Is Cybersecurity In Healthcare An Impossible Dream?

Cybercrime costs the UK several billion pounds per year.  Indeed, a recent government report showed that 46% of all businesses identified at least one cyber attack in the last year, with 74% of directors regarding cyber security as a high priority issue for them.

This is a particular problem in healthcare, with a number of high profile breeches earlier this year in the industry. I wrote earlier this year about a study from Michigan State University, which found around 1,800 large data breaches in patient information over a seven-year period in the United States alone.

“Our findings underscore the critical need for increased data protection in the health care industry,” the authors say. “While the law requires health care professionals and systems to cross-share patient data, the more people who can access data, the less secure it is.”

A recent paper has mixed messages for the sector, for whilst it provides some strategies that can be deployed to shore up security, the authors also suggest that many of them may be impossible to implement.

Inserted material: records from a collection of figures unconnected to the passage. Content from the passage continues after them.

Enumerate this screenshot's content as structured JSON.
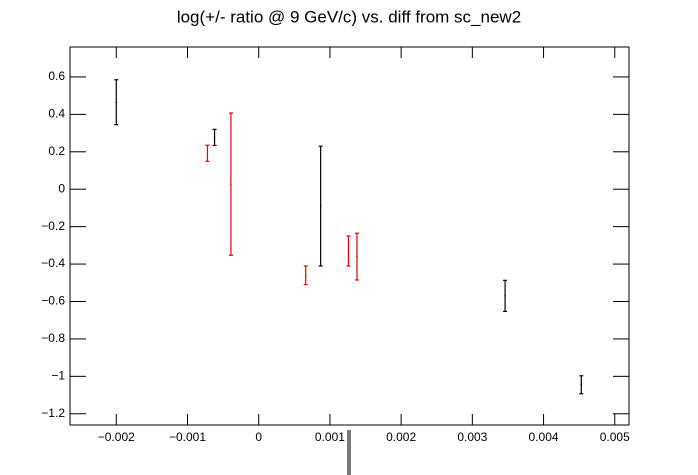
{
  "chart_data": {
    "type": "errorbar",
    "title": "log(+/- ratio @ 9 GeV/c) vs. diff from sc_new2",
    "xlim": [
      -0.00265,
      0.0052
    ],
    "xticks": [
      {
        "value": -0.002,
        "label": "−0.002"
      },
      {
        "value": -0.001,
        "label": "−0.001"
      },
      0,
      0.001,
      0.002,
      0.003,
      0.004,
      0.005
    ],
    "ylim": [
      -1.26,
      0.76
    ],
    "yticks": [
      {
        "value": -1.2,
        "label": "−1.2"
      },
      {
        "value": -1,
        "label": "−1"
      },
      {
        "value": -0.8,
        "label": "−0.8"
      },
      {
        "value": -0.6,
        "label": "−0.6"
      },
      {
        "value": -0.4,
        "label": "−0.4"
      },
      {
        "value": -0.2,
        "label": "−0.2"
      },
      0,
      0.2,
      0.4,
      0.6
    ],
    "series": [
      {
        "color": "#000000",
        "x": [
          -0.002,
          -0.00062,
          0.00087,
          0.00346,
          0.00453
        ],
        "values": [
          0.465,
          0.277,
          -0.09,
          -0.57,
          -1.045
        ],
        "errors": [
          0.12,
          0.043,
          0.32,
          0.083,
          0.048
        ]
      },
      {
        "color": "#e8000b",
        "x": [
          -0.00072,
          -0.00039,
          0.00066,
          0.00126,
          0.00138
        ],
        "values": [
          0.192,
          0.027,
          -0.46,
          -0.33,
          -0.36
        ],
        "errors": [
          0.043,
          0.38,
          0.05,
          0.08,
          0.125
        ]
      }
    ]
  }
}
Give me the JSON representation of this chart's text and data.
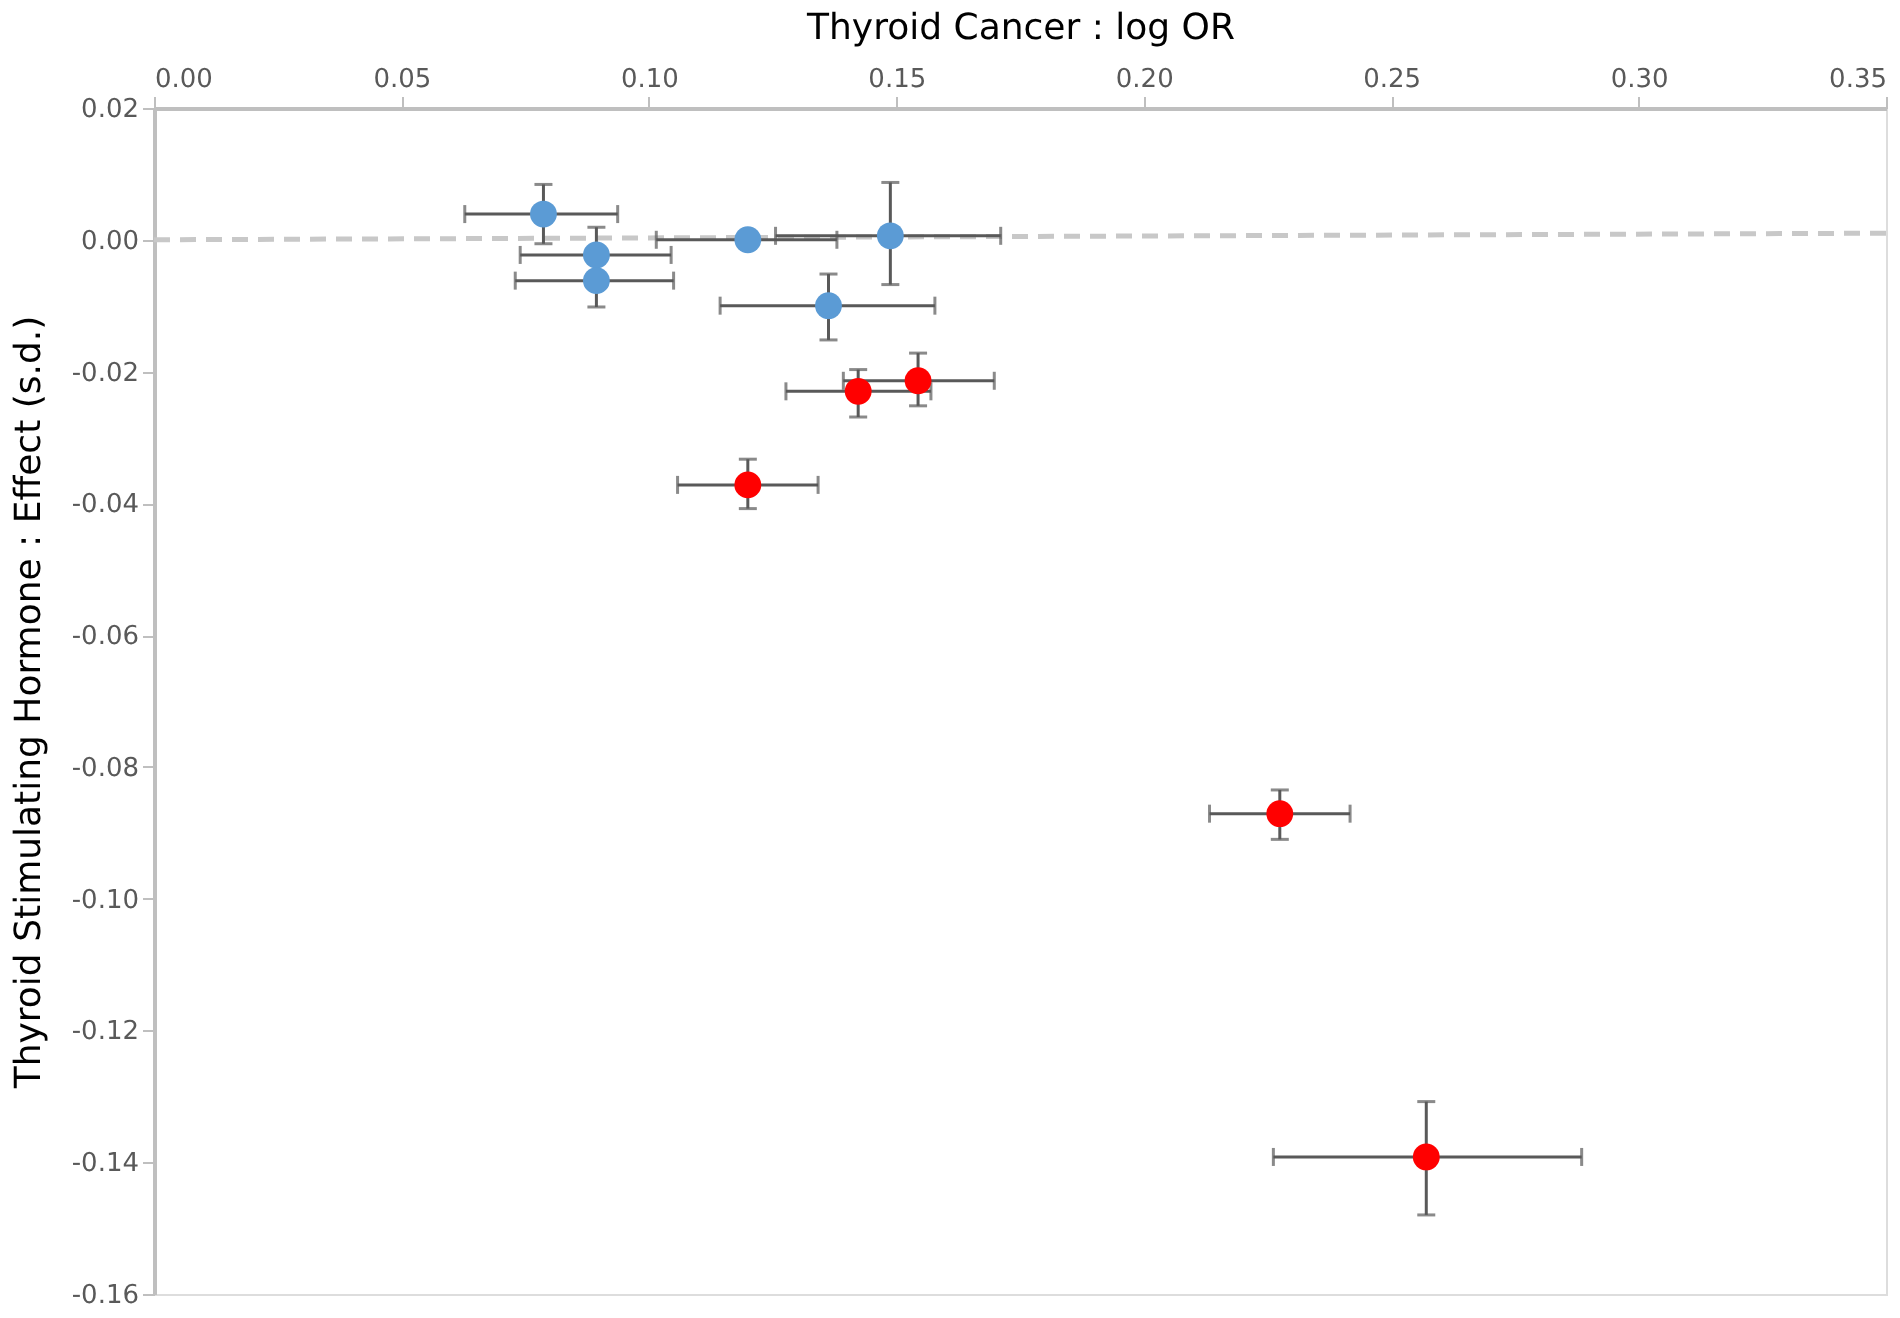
{
  "chart_data": {
    "type": "scatter",
    "xlabel": "Thyroid Cancer : log OR",
    "ylabel": "Thyroid Stimulating Hormone : Effect (s.d.)",
    "xlim": [
      0,
      0.35
    ],
    "xticks": [
      {
        "value": 0,
        "label": "0.00"
      },
      0.05,
      {
        "value": 0.1,
        "label": "0.10"
      },
      0.15,
      {
        "value": 0.2,
        "label": "0.20"
      },
      0.25,
      {
        "value": 0.3,
        "label": "0.30"
      },
      0.35
    ],
    "ylim": [
      -0.16,
      0.02
    ],
    "yticks": [
      0.02,
      {
        "value": 0,
        "label": "0.00"
      },
      -0.02,
      -0.04,
      -0.06,
      -0.08,
      {
        "value": -0.1,
        "label": "-0.10"
      },
      -0.12,
      -0.14,
      -0.16
    ],
    "grid": false,
    "marker": "circle",
    "series": [
      {
        "type": "line",
        "color": "#c8c8c8",
        "line_style": "dashed",
        "marker": "none",
        "x": [
          0,
          0.35
        ],
        "values": [
          0,
          0.001
        ]
      },
      {
        "color": "#5b9bd5",
        "x": [
          0.0787,
          0.0894,
          0.0894,
          0.12,
          0.1488,
          0.1363
        ],
        "values": [
          0.0039,
          -0.0023,
          -0.0062,
          0.0,
          0.0006,
          -0.01
        ],
        "xerrors": [
          [
            0.0628,
            0.0937
          ],
          [
            0.074,
            0.1045
          ],
          [
            0.073,
            0.105
          ],
          [
            0.1015,
            0.138
          ],
          [
            0.1256,
            0.1711
          ],
          [
            0.1144,
            0.1578
          ]
        ],
        "errors": [
          [
            -0.0006,
            0.0084
          ],
          [
            -0.0023,
            0.0019
          ],
          [
            -0.0102,
            -0.0062
          ],
          null,
          [
            -0.0068,
            0.0087
          ],
          [
            -0.0152,
            -0.0052
          ]
        ]
      },
      {
        "color": "#ff0000",
        "x": [
          0.1423,
          0.1544,
          0.12,
          0.2275,
          0.2571
        ],
        "values": [
          -0.023,
          -0.0214,
          -0.0372,
          -0.0871,
          -0.1392
        ],
        "xerrors": [
          [
            0.1277,
            0.157
          ],
          [
            0.1393,
            0.1698
          ],
          [
            0.1058,
            0.1342
          ],
          [
            0.2133,
            0.2417
          ],
          [
            0.2262,
            0.2885
          ]
        ],
        "errors": [
          [
            -0.0269,
            -0.0197
          ],
          [
            -0.0252,
            -0.0172
          ],
          [
            -0.0408,
            -0.0333
          ],
          [
            -0.091,
            -0.0835
          ],
          [
            -0.148,
            -0.1308
          ]
        ]
      }
    ]
  }
}
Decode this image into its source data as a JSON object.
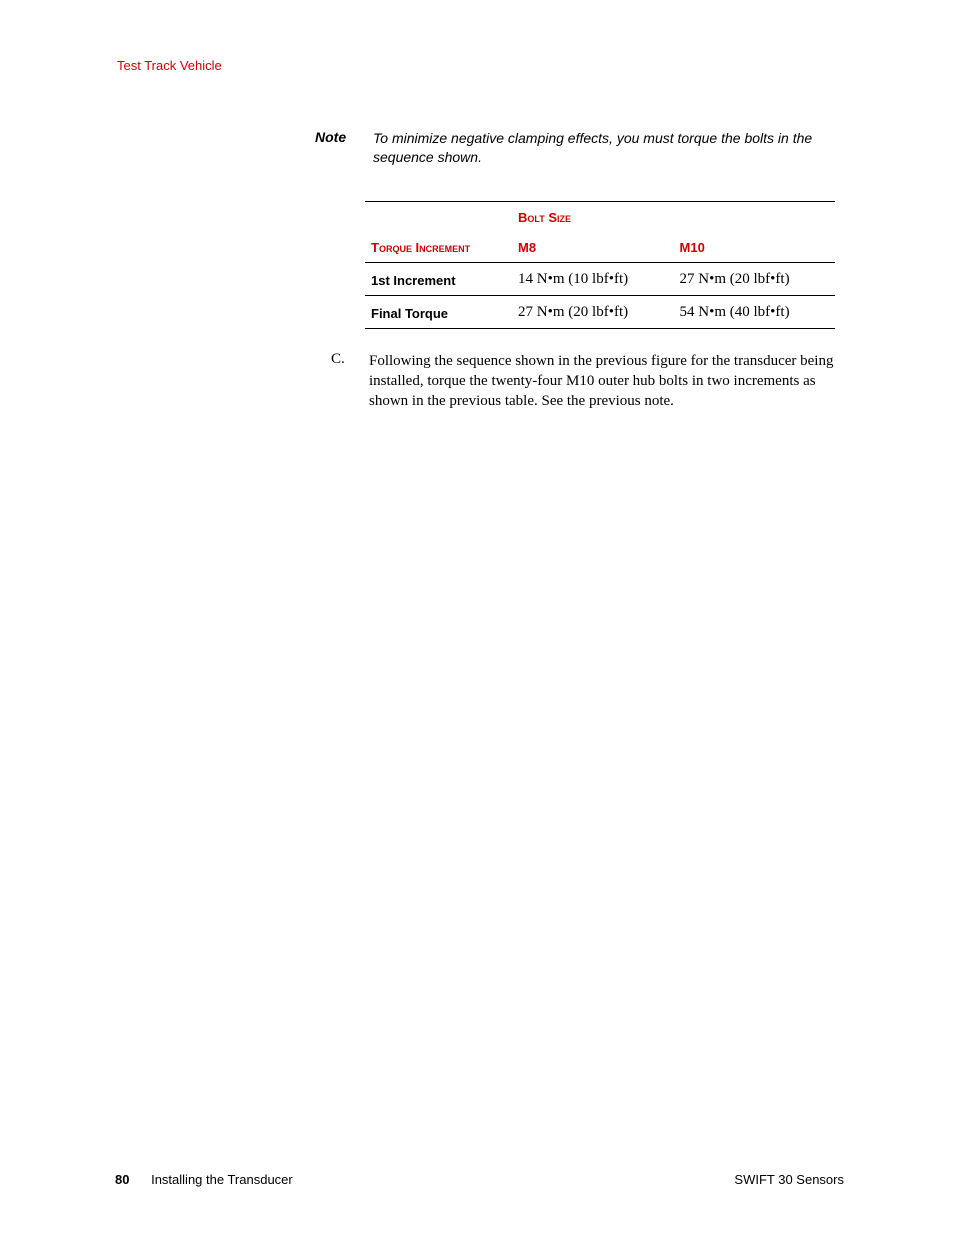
{
  "header": {
    "section": "Test Track Vehicle"
  },
  "note": {
    "label": "Note",
    "body": "To minimize negative clamping effects, you must torque the bolts in the sequence shown."
  },
  "table": {
    "super_header": "Bolt Size",
    "col0": "Torque Increment",
    "col1": "M8",
    "col2": "M10",
    "rows": [
      {
        "label": "1st Increment",
        "m8": "14 N•m (10 lbf•ft)",
        "m10": "27 N•m (20 lbf•ft)"
      },
      {
        "label": "Final Torque",
        "m8": "27 N•m (20 lbf•ft)",
        "m10": "54 N•m (40 lbf•ft)"
      }
    ]
  },
  "paragraph": {
    "marker": "C.",
    "body": "Following the sequence shown in the previous figure for the transducer being installed, torque the twenty-four M10 outer hub bolts in two increments as shown in the previous table. See the previous note."
  },
  "footer": {
    "page_number": "80",
    "chapter": "Installing the Transducer",
    "product": "SWIFT 30 Sensors"
  }
}
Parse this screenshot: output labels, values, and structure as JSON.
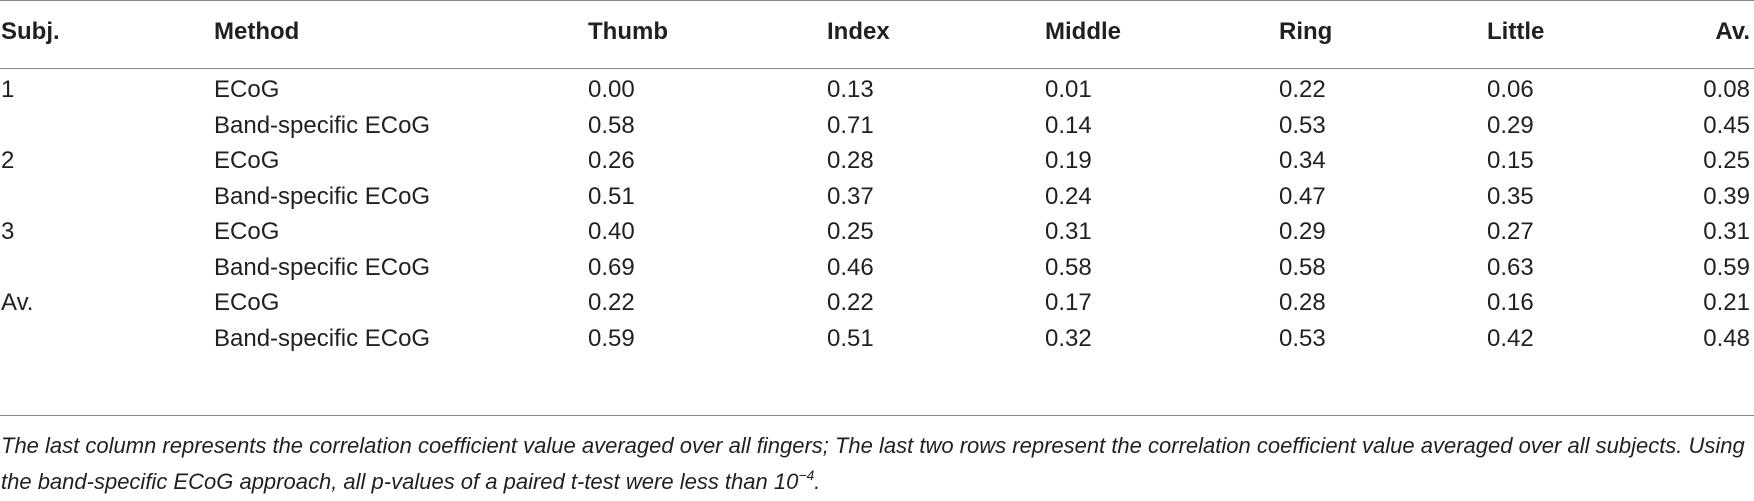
{
  "table": {
    "headers": {
      "subj": "Subj.",
      "method": "Method",
      "thumb": "Thumb",
      "index": "Index",
      "middle": "Middle",
      "ring": "Ring",
      "little": "Little",
      "av": "Av."
    },
    "rows": [
      {
        "subj": "1",
        "method": "ECoG",
        "thumb": "0.00",
        "index": "0.13",
        "middle": "0.01",
        "ring": "0.22",
        "little": "0.06",
        "av": "0.08"
      },
      {
        "subj": "",
        "method": "Band-specific ECoG",
        "thumb": "0.58",
        "index": "0.71",
        "middle": "0.14",
        "ring": "0.53",
        "little": "0.29",
        "av": "0.45"
      },
      {
        "subj": "2",
        "method": "ECoG",
        "thumb": "0.26",
        "index": "0.28",
        "middle": "0.19",
        "ring": "0.34",
        "little": "0.15",
        "av": "0.25"
      },
      {
        "subj": "",
        "method": "Band-specific ECoG",
        "thumb": "0.51",
        "index": "0.37",
        "middle": "0.24",
        "ring": "0.47",
        "little": "0.35",
        "av": "0.39"
      },
      {
        "subj": "3",
        "method": "ECoG",
        "thumb": "0.40",
        "index": "0.25",
        "middle": "0.31",
        "ring": "0.29",
        "little": "0.27",
        "av": "0.31"
      },
      {
        "subj": "",
        "method": "Band-specific ECoG",
        "thumb": "0.69",
        "index": "0.46",
        "middle": "0.58",
        "ring": "0.58",
        "little": "0.63",
        "av": "0.59"
      },
      {
        "subj": "Av.",
        "method": "ECoG",
        "thumb": "0.22",
        "index": "0.22",
        "middle": "0.17",
        "ring": "0.28",
        "little": "0.16",
        "av": "0.21"
      },
      {
        "subj": "",
        "method": "Band-specific ECoG",
        "thumb": "0.59",
        "index": "0.51",
        "middle": "0.32",
        "ring": "0.53",
        "little": "0.42",
        "av": "0.48"
      }
    ]
  },
  "footnote": {
    "text": "The last column represents the correlation coefficient value averaged over all fingers; The last two rows represent the correlation coefficient value averaged over all subjects. Using the band-specific ECoG approach, all p-values of a paired t-test were less than 10",
    "exponent": "−4",
    "end": "."
  }
}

“There are things we can do to reduce the risk but it is very hard to perfect IT security, especially given the needs of modern hospital systems to have things moving between places and increasing demand for patient-facing access,” the authors say. “To some extent, these attacks are inevitable.”

Mitigating the risk

The authors outline a number of steps that IT teams can undertake to try and prevent attacks.  These include workforce training, retaining cybersecurity expertise, patching operating systems, and reporting attacks promptly to authorities. They also recommend more strategic, nationwide steps, even though those may be harder to accomplish.

It’s crucial that government efforts to improve security are coordinated, as too often responses have been fragmented and disjointed.  This was certainly the case after the recent WannaCry attack, where the response was split between many different agencies.

This could involve the creation of a Joint Commission, which would have the ability to accredit hospitals according to their data security standards.  This might help to ensure the highest standards are upheld.

It’s particularly prickly in the case of ransomware attacks, for whereas it might be easy to suggest CIOs act in unison and openly state they will not pay any ransom requests, when lives are on the line it’s easy to imagine pressure mounting and their hands being forced by patients.

“If I were a hospital CEO, it’s one thing to make this pledge ex ante, but it’s another thing when you have a population of patients who need health care to stick by it,” the authors say.

Data governance is an issue of growing importance in the healthcare industry, not only in terms of data security but also in terms of good management of data that is being used to underpin the numerous machine learning applications entering the sector.

It is therefore, an issue that health officials and hospital managers will need to get to grips with sooner rather than later.